A New Mission Statement and The Apostolate of the Methodists
By Taylor Burton-Edwards
A New Mission Statement
On May 19, 2016, the General Conference of The United Methodist Church revised the second statement of the paragraph that includes our mission statement. That second sentence now reads: "Local churches and extension ministries provide the most significant arenas through which disciple making occurs."
Followers of my former blog emergingumc or persons who have followed my presentations about the network ecclesiology of early Methodism over the years will know that I see the primary charism of Wesley's Methodism not consisting of congregations alone, but of congregations (local churches) in network with discipling groups. The Wesleys per se founded zero congregations. They started religious societies with a laser focus on helping persons who were ALSO actively participating in congregations (Anglican for the most part, but not exclusively) to experience the assurance of justifying grace and grow in sanctifying grace toward "entire holiness of heart and life" which they also described as "perfection in love in this life."
Understood this way, what early Methodism was actually creating, and what the Wesleys were leading, was a form of extension ministry.
I praise God that our mission statement now reflects our historical reality, as well as the larger historical reality, that since the early 6th century at least it has been religious societies (monasteries and other groups) through which the most "hands on" and accountable processes of discipling have occurred, and most often alongside than integral to the work of congregations.
The Apostolate of the Methodists
So what does all of this have to do with our apostolate as Methodists?
It goes back to recognizing that both congregations as we have them and discipling groups as we have them (and as early Methodist societies, class meetings and bands fundamentally were) derive from the same stream of apostolic ministry started by Jesus and handed down to his original apostles, and from them to the rest of the church.
The congregational format of Christianity and the support networks and leaders that have been primarily related to it (dioceses or synods and their bishops, and, later, presbyteries and conferences and their leaders) have a fairly defined and traceable lineage from generation to generation. One can speak at least in broad terms of there being a kind of historic succession of leadership for the congregational format of Christian faith that stretches back to the time of the apostles.
We have far less documentation about how the leadership of discipling groups in all the varieties in which they have emerged over time has passed down. Rather, it seems the Spirit has raised up many people across the generations, many of the laity, who have carried on this significant part of the original apostolic work in varying ways at varying times. The peculiar work of the Spirit led by the Wesleys and labelled Methodism first by its detractors is among these, and it continues in a variety of different forms, to this day.
Discipling, or in the Wesleys' terms, helping persons come to the experience of assurance of justifying grace and then grow in sanctifying grace toward perfection in love in this life, is the heart of our apostolate as Methodists.
United Methodists have at best an irregular claim to stand in historic succession as it is usually described, and it is good for us to admit that. The historic succession is typically connected to the congregational format of Christian faith, and specifically to a line of ordinations of and by bishops.

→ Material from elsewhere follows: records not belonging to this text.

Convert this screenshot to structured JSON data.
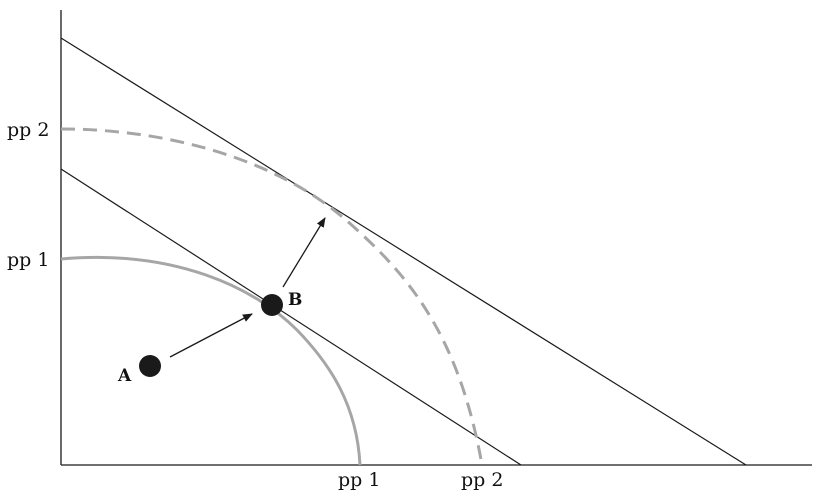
{
  "labels": {
    "y_pp2": "pp 2",
    "y_pp1": "pp 1",
    "x_pp1": "pp 1",
    "x_pp2": "pp 2",
    "point_a": "A",
    "point_b": "B"
  },
  "colors": {
    "axis": "#1a1a1a",
    "tangent_line": "#1a1a1a",
    "frontier": "#a6a6a6",
    "point": "#1a1a1a",
    "background": "#ffffff"
  }
}
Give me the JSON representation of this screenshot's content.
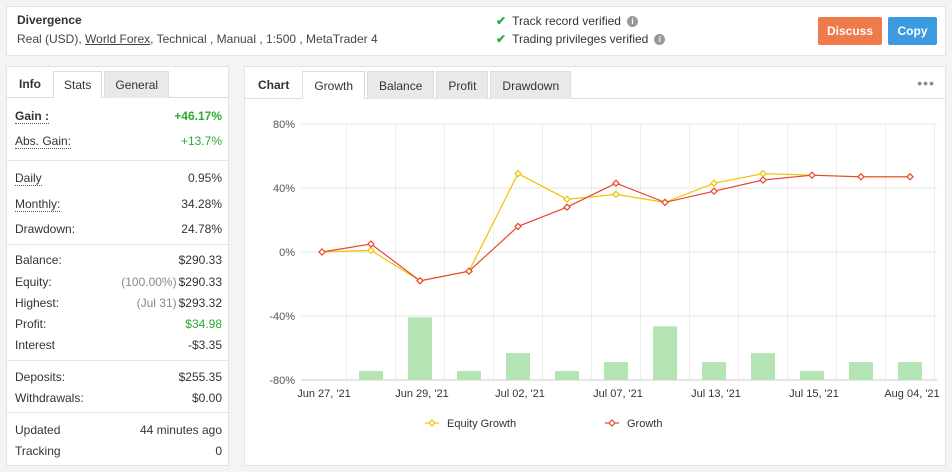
{
  "header": {
    "title": "Divergence",
    "sub_prefix": "Real (USD),",
    "broker_link": "World Forex",
    "sub_suffix": ", Technical , Manual , 1:500 , MetaTrader 4",
    "verified": [
      "Track record verified",
      "Trading privileges verified"
    ],
    "discuss_label": "Discuss",
    "copy_label": "Copy",
    "icon_check": "check-icon",
    "icon_info": "info-icon",
    "accent_discuss": "#ef7b4b",
    "accent_copy": "#3c9be0"
  },
  "left": {
    "tabs": [
      "Info",
      "Stats",
      "General"
    ],
    "active_tab": "Stats",
    "stats": {
      "gain": {
        "label": "Gain :",
        "value": "+46.17%"
      },
      "abs_gain": {
        "label": "Abs. Gain:",
        "value": "+13.7%"
      },
      "daily": {
        "label": "Daily",
        "value": "0.95%"
      },
      "monthly": {
        "label": "Monthly:",
        "value": "34.28%"
      },
      "drawdown": {
        "label": "Drawdown:",
        "value": "24.78%"
      },
      "balance": {
        "label": "Balance:",
        "value": "$290.33"
      },
      "equity": {
        "label": "Equity:",
        "note": "(100.00%)",
        "value": "$290.33"
      },
      "highest": {
        "label": "Highest:",
        "note": "(Jul 31)",
        "value": "$293.32"
      },
      "profit": {
        "label": "Profit:",
        "value": "$34.98"
      },
      "interest": {
        "label": "Interest",
        "value": "-$3.35"
      },
      "deposits": {
        "label": "Deposits:",
        "value": "$255.35"
      },
      "withdrawals": {
        "label": "Withdrawals:",
        "value": "$0.00"
      },
      "updated": {
        "label": "Updated",
        "value": "44 minutes ago"
      },
      "tracking": {
        "label": "Tracking",
        "value": "0"
      }
    }
  },
  "right": {
    "tabs": [
      "Chart",
      "Growth",
      "Balance",
      "Profit",
      "Drawdown"
    ],
    "active_tab": "Growth",
    "menu_icon": "more-dots-icon"
  },
  "chart_data": {
    "type": "line",
    "title": "",
    "xlabel": "",
    "ylabel": "",
    "ylim": [
      -80,
      80
    ],
    "yticks": [
      "80%",
      "40%",
      "0%",
      "-40%",
      "-80%"
    ],
    "x_tick_labels": [
      "Jun 27, '21",
      "Jun 29, '21",
      "Jul 02, '21",
      "Jul 07, '21",
      "Jul 13, '21",
      "Jul 15, '21",
      "Aug 04, '21"
    ],
    "x_count": 13,
    "grid": true,
    "legend_position": "bottom",
    "series": [
      {
        "name": "Equity Growth",
        "color": "#f2c200",
        "values": [
          0,
          1,
          -18,
          -12,
          49,
          33,
          36,
          31,
          43,
          49,
          48,
          47,
          47
        ]
      },
      {
        "name": "Growth",
        "color": "#e8472f",
        "values": [
          0,
          5,
          -18,
          -12,
          16,
          28,
          43,
          31,
          38,
          45,
          48,
          47,
          47
        ]
      }
    ],
    "bars": {
      "color": "#b4e3b4",
      "values": [
        0,
        4,
        28,
        4,
        12,
        4,
        8,
        24,
        8,
        12,
        4,
        8,
        8
      ]
    }
  }
}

John Wesley was not a bishop, yet he ordained not only elders but also one (as Superintendent) who would later take on the title and essential role of bishop (Thomas Coke, who then ordained Francis Asbury, as depicted in the image above). It is primarily through Asbury, himself thus irregularly ordained, that the vast majority of our ordinations come.
This does not mean our ordinations are in any way deficient. It means they may come through a different but equally legitimate stream of apostolic work than those of the historic succession.

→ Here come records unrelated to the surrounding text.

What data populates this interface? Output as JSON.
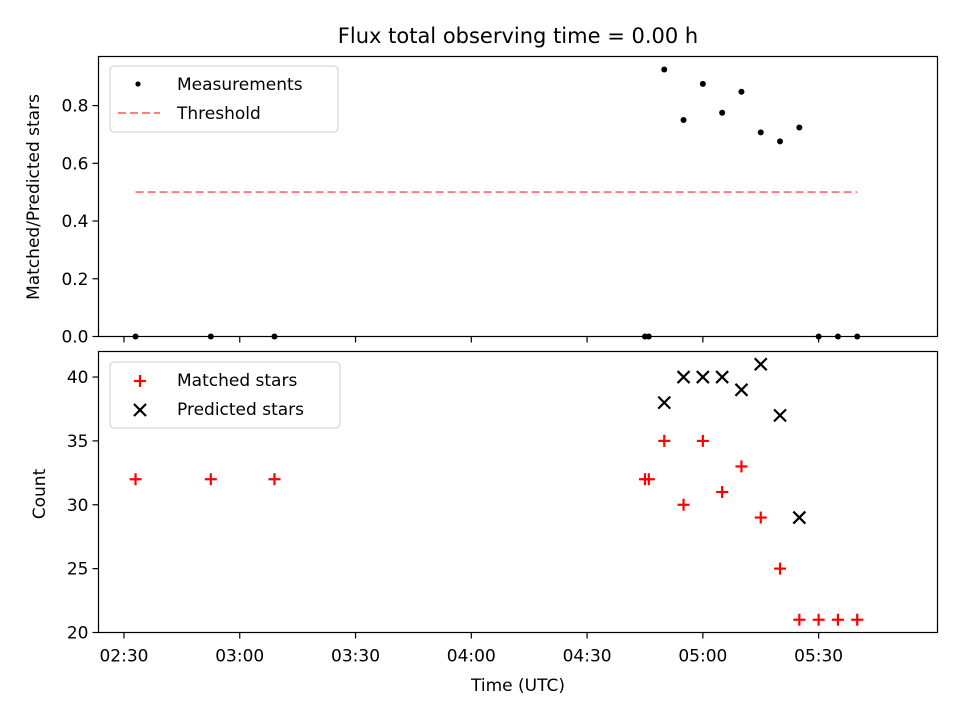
{
  "chart_data": {
    "title": "Flux total observing time = 0.00 h",
    "xlabel": "Time (UTC)",
    "x_ticks": [
      {
        "minutes": 150,
        "label": "02:30"
      },
      {
        "minutes": 180,
        "label": "03:00"
      },
      {
        "minutes": 210,
        "label": "03:30"
      },
      {
        "minutes": 240,
        "label": "04:00"
      },
      {
        "minutes": 270,
        "label": "04:30"
      },
      {
        "minutes": 300,
        "label": "05:00"
      },
      {
        "minutes": 330,
        "label": "05:30"
      }
    ],
    "xlim_minutes": [
      143.4,
      360.8
    ],
    "top": {
      "type": "scatter",
      "ylabel": "Matched/Predicted stars",
      "ylim": [
        0,
        0.97
      ],
      "y_ticks": [
        {
          "value": 0.0,
          "label": "0.0"
        },
        {
          "value": 0.2,
          "label": "0.2"
        },
        {
          "value": 0.4,
          "label": "0.4"
        },
        {
          "value": 0.6,
          "label": "0.6"
        },
        {
          "value": 0.8,
          "label": "0.8"
        }
      ],
      "measurements": {
        "name": "Measurements",
        "color": "#000000",
        "points": [
          {
            "t": 153.0,
            "y": 0.0
          },
          {
            "t": 172.5,
            "y": 0.0
          },
          {
            "t": 189.0,
            "y": 0.0
          },
          {
            "t": 285.0,
            "y": 0.0
          },
          {
            "t": 286.0,
            "y": 0.0
          },
          {
            "t": 290.0,
            "y": 0.925
          },
          {
            "t": 295.0,
            "y": 0.75
          },
          {
            "t": 300.0,
            "y": 0.875
          },
          {
            "t": 305.0,
            "y": 0.775
          },
          {
            "t": 310.0,
            "y": 0.848
          },
          {
            "t": 315.0,
            "y": 0.707
          },
          {
            "t": 320.0,
            "y": 0.676
          },
          {
            "t": 325.0,
            "y": 0.724
          },
          {
            "t": 330.0,
            "y": 0.0
          },
          {
            "t": 335.0,
            "y": 0.0
          },
          {
            "t": 340.0,
            "y": 0.0
          }
        ]
      },
      "threshold": {
        "name": "Threshold",
        "color": "#ff7f7f",
        "value": 0.5,
        "t_start": 153.0,
        "t_end": 340.0
      }
    },
    "bottom": {
      "type": "scatter",
      "ylabel": "Count",
      "ylim": [
        20,
        42
      ],
      "y_ticks": [
        {
          "value": 20,
          "label": "20"
        },
        {
          "value": 25,
          "label": "25"
        },
        {
          "value": 30,
          "label": "30"
        },
        {
          "value": 35,
          "label": "35"
        },
        {
          "value": 40,
          "label": "40"
        }
      ],
      "matched": {
        "name": "Matched stars",
        "color": "#ff0000",
        "points": [
          {
            "t": 153.0,
            "y": 32
          },
          {
            "t": 172.5,
            "y": 32
          },
          {
            "t": 189.0,
            "y": 32
          },
          {
            "t": 285.0,
            "y": 32
          },
          {
            "t": 286.0,
            "y": 32
          },
          {
            "t": 290.0,
            "y": 35
          },
          {
            "t": 295.0,
            "y": 30
          },
          {
            "t": 300.0,
            "y": 35
          },
          {
            "t": 305.0,
            "y": 31
          },
          {
            "t": 310.0,
            "y": 33
          },
          {
            "t": 315.0,
            "y": 29
          },
          {
            "t": 320.0,
            "y": 25
          },
          {
            "t": 325.0,
            "y": 21
          },
          {
            "t": 330.0,
            "y": 21
          },
          {
            "t": 335.0,
            "y": 21
          },
          {
            "t": 340.0,
            "y": 21
          }
        ]
      },
      "predicted": {
        "name": "Predicted stars",
        "color": "#000000",
        "points": [
          {
            "t": 290.0,
            "y": 38
          },
          {
            "t": 295.0,
            "y": 40
          },
          {
            "t": 300.0,
            "y": 40
          },
          {
            "t": 305.0,
            "y": 40
          },
          {
            "t": 310.0,
            "y": 39
          },
          {
            "t": 315.0,
            "y": 41
          },
          {
            "t": 320.0,
            "y": 37
          },
          {
            "t": 325.0,
            "y": 29
          }
        ]
      }
    }
  }
}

I'd like to suggest it also means something else. The fullness of the apostolic work and thus of the continuing apostolate, stretching back to Jesus and his first apostles, is not fully contained in either the historic succession or in the discipling/society work which has been our particular charism. The fullness of the continuing apostolate is found as the emergent property of the interaction and collaboration of both.
This suggestion would have some influence on how we may conceive of rites of full communion and in particular the rites of mutual recognition or reconciliation of ministries with churches who have a claim to historic succession in ways we may not.
Part of what it says is we as United Methodists have both something to give and something to receive in such rites and processes. We bring an apostolate of intentional discipling, and both a heritage and an ongoing practice of such ministries, even if in a diminished sense relative to our founding. Those who have a better claim to historic succession than we do bring to full communion more of the gifts of that stream of the original apostolate. When we each offer these gifts of the apostolic deposit to each other, and each take up these gifts with all earnestness, we cannot but all be blessed in the mutual exchange.